Kubota extended its tractor range into the 130-170hp recently with the M7001 series. Jane Carley finds out how a contractor is getting on with the flagship M7171.
Taking on a newly launched tractor always brings an element of risk, particularly for a contractor, who is very much working in public and can afford little downtime.
James Jolliffe’s purchase of two new Kubota M7171s appears to be a leap of faith, but there is no doubt he has done his homework.
Mr Jolliffe purchased two M7171s after being impressed by prototype models working in Germany.
He says: “We are based half a mile from Kubota dealer George Brown, and have a number of other Kubota machines in our fleet, including excavators and compact tractors, so we know we can rely on the back-up.
“When Browns lost the franchise for our previous mainline brand, Valtra, we started thinking about a Kubota replacement.”
Determined not to go in blind, Mr Jolliffe and his foreman Ben Farnell took a trip to see the M7001 series prototype working in Germany.
Mr Jolliffe says: “It was almost the finished product and we were so impressed I ordered a pair of 170hp M7171s for summer 2015. There were delays with the delivery, but Browns honoured the trade-in for the Valtras and we eventually took them in March.”
Contractor James Jolliffe has purchased a pair of Kubota M7171 tractors for use on a diverse range of tasks.
Mr Jolliffe runs a specialist contracting business, offering niche services for farms, equestrian establishments and large properties, ranging from hedgecutting and fencing to laying tracks, drainage and ditching.
The work is mainly close to his base in Berkhamsted, Hertfordshire, although one-off jobs can take his team as far as Gloucestershire and Northamptonshire, with plenty of road travel always needed.
He says: “Our busiest time is from September to February, and one tractor can be taken up with hedgecutting for 10-12 hours a day in that period.
“The other is used for moving materials and fencing, with a Quickfencer mounted on a fore-end loader, although we will run two hedgecutters together if need be.”
Good visibility makes the tractor ideal for work in confined spaces and for precise work such as hedgecutting, points out foreman Ben Farnell.
Given the workload intensity, another major selling point was Kubota’s five-year warranty, which Mr Jolliffe has topped up to 5,000 hours from the standard 3,000.
He says: “We do not want to face big repair bills or have a tractor out of action.
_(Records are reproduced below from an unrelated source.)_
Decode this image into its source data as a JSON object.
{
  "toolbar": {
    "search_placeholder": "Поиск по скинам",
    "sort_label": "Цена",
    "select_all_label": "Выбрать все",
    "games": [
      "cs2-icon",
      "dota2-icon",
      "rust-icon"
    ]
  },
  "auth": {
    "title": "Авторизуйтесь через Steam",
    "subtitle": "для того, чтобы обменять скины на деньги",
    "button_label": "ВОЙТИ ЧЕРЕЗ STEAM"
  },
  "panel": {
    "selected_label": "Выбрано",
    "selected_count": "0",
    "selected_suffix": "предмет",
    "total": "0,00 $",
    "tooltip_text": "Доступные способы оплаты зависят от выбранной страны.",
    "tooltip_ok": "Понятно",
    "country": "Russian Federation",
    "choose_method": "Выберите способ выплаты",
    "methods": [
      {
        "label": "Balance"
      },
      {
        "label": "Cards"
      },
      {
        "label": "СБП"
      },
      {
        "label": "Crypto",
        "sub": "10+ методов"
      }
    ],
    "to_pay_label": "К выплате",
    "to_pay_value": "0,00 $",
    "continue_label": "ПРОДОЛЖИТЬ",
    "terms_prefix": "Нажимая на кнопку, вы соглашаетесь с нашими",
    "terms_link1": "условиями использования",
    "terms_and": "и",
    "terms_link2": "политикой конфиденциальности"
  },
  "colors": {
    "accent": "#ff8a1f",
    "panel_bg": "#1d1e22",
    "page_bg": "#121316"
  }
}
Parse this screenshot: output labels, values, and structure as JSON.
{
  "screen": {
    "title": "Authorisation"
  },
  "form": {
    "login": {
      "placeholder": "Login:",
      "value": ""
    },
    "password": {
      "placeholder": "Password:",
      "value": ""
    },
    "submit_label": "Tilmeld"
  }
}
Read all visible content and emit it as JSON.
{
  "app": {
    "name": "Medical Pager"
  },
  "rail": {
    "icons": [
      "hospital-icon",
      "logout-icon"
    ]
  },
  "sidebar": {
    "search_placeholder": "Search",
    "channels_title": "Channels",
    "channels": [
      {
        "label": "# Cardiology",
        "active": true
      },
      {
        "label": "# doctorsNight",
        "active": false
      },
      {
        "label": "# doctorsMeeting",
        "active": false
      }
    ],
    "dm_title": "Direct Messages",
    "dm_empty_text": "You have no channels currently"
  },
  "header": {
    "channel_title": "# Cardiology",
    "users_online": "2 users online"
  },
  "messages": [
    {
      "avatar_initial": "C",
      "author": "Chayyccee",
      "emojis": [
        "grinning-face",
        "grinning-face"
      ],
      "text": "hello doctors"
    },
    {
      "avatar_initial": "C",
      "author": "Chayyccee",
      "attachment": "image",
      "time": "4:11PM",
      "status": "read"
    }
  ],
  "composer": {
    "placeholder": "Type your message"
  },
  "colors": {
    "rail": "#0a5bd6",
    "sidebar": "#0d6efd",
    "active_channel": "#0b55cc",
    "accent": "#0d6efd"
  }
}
We would normally run them for 5,000 hours, but may trade these in at 4,500 hours so the dealer can sell them with the balance of the warranty and boost resale value.
“Residuals are one area of concern with the M7171 being such a new tractor, as there is always more demand for upgraded versions. Kubota has reassured us any upgrades made in the first 18 months will be applied to our tractors and we have already had a couple of software updates.”
The four-cylinder tractor handles a telescopic hedge-cutter and heavy duty front flail with ease.
The M7171s have been specified with front linkage and pto to allow a heavy duty Spearhead front flail to be fitted and work in conjunction with a McConnel telescopic reach arm if required to cut grass margins and hedges at the same time.
Both are fitted with loader brackets to allow the Kubota loader to be swapped between them and even out working hours.
One departure from the mechanical transmission used on the Valtras is the use of Kubota’s KVT, continuously variable transmission, which can be controlled via pedal or joystick.
Mr Jolliffe says: “It is ideal for hedgecutting as it is so easy to increase or decrease speed and you are always at the right speed. On jobs such as laying tracks, the set speeds mean road planings are distributed evenly by the spreading bar.”
A solid back end and plenty of lift capacity are among the qualities praised by Mr Jolliffe.
Mr Farnell adds: “It is so easy and smooth to use on the road, especially when the cruise is set.
Top speed is 50kph, but more importantly, you can pull away easily at junctions without hunting for the right gear. In the field, you are never over-revving in too low a gear or struggling in too high a gear.”
The good balance and solid back-end of the four-cylinder-powered tractor mean it is more than up to lifting the powerful hedgecutter, even without front weights, suggests Mr Jolliffe.
Mr Jolliffe has specified the 12in K Monitor terminal, said to be logical and easy to use.
He says: “I also like the large terminal, which is very logical and easy to use. You could put someone who has never driven the tractor in the cab if necessary and they could take it down the road.
“There are a few niggles – all of the armrest buttons are identical in size, so you have to check to make sure you have selected the right one. At the moment, the front linkage cannot be controlled via the loader joystick, which would be useful, but we expect Kubota will address this after customer feedback. There is a slightly cheap and ‘plasticky’ feel to controls, but we appreciate it is early days for this tractor.”
As contractors, they have found the tractors have attracted plenty of attention from customers.
Mr Jolliffe says: “Farmers were pretty sceptical, but once they have had a look around the tractor and seen what it can do, they are impressed. We are really happy with the M7171 and would recommend it to other contractors.”
A large, airy cab and good all-round visibility for hedgecutting from one-piece glass doors and narrow mudguards were among the first features Mr Farnell noted on the German prototype.